I/O Under Linux

I really didn’t intend to do a post focusing on I/O, an absurdly boring topic to most people, but I’ve recently stumbled across a few related tools that Linux users might find interesting.

  • ionice is standard on newish CentOS, at least. I ran into a situation where I have to back up an active NFS server. This sounds like it could spell disaster, with nfsd needing fast access and rsync wanting to touch hundreds of gigs of data as fast as it can. The nice command is meant to limit number-crunching, not disk-spinning. But never fear: ionice is here! Slapping ionice -c2 -n7 in front of my mammoth rsync seems to have done the trick: NFS stayed peppy for the duration of the transfer.
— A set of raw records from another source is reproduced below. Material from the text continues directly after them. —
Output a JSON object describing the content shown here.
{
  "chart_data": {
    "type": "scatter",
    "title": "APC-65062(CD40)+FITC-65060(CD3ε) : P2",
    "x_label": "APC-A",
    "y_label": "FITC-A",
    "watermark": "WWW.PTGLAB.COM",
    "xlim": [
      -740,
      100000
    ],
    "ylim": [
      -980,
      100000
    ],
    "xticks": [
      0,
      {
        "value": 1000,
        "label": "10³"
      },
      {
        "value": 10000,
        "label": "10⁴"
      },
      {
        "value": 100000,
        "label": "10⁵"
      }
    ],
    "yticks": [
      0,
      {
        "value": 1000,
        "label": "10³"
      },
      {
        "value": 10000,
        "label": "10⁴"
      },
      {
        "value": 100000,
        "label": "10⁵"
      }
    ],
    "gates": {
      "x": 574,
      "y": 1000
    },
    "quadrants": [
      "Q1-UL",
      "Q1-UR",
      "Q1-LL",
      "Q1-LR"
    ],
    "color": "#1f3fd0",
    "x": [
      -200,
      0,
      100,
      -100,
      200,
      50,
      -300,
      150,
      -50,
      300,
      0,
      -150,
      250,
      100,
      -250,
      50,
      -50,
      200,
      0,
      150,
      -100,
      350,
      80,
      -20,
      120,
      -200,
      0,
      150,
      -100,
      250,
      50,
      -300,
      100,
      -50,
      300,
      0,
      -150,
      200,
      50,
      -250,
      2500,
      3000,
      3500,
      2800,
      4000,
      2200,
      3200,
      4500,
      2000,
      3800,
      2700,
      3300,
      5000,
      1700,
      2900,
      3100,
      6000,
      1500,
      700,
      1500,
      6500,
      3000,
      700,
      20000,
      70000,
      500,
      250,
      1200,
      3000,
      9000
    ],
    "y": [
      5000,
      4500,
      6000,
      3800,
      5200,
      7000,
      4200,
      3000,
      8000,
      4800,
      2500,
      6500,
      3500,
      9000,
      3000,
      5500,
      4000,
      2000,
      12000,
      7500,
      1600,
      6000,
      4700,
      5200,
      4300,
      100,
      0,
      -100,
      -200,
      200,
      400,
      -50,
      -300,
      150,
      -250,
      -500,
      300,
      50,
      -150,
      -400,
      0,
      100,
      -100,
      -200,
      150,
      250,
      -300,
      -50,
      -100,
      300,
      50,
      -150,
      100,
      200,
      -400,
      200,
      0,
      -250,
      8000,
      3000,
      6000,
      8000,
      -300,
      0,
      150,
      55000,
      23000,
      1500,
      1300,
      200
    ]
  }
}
  • Something that I forget often: if you’re copying files around for the first time, or it’s been so long that the files are wholly different, use straight scp or something similar, not rsync. I don’t have the numbers to back it up, but rsync is good at copying over only what’s changed, but it’s a waste of time if the source and destination files are completely different.
  • dstat is a colorful replacement* for iostat. (* because it’s not necessarily a replacement, so much as a tool folding iostat, vmstat, and some others into one.) You can read the man page for dstat to find out plenty, but just typing dstat and letting it run is a good enough starting point. Network and interrupt stats, too!
  • Some of this interest comes from perusing the slideshows on the Percona Conference site. Also worth checking out are their presentation slides in general.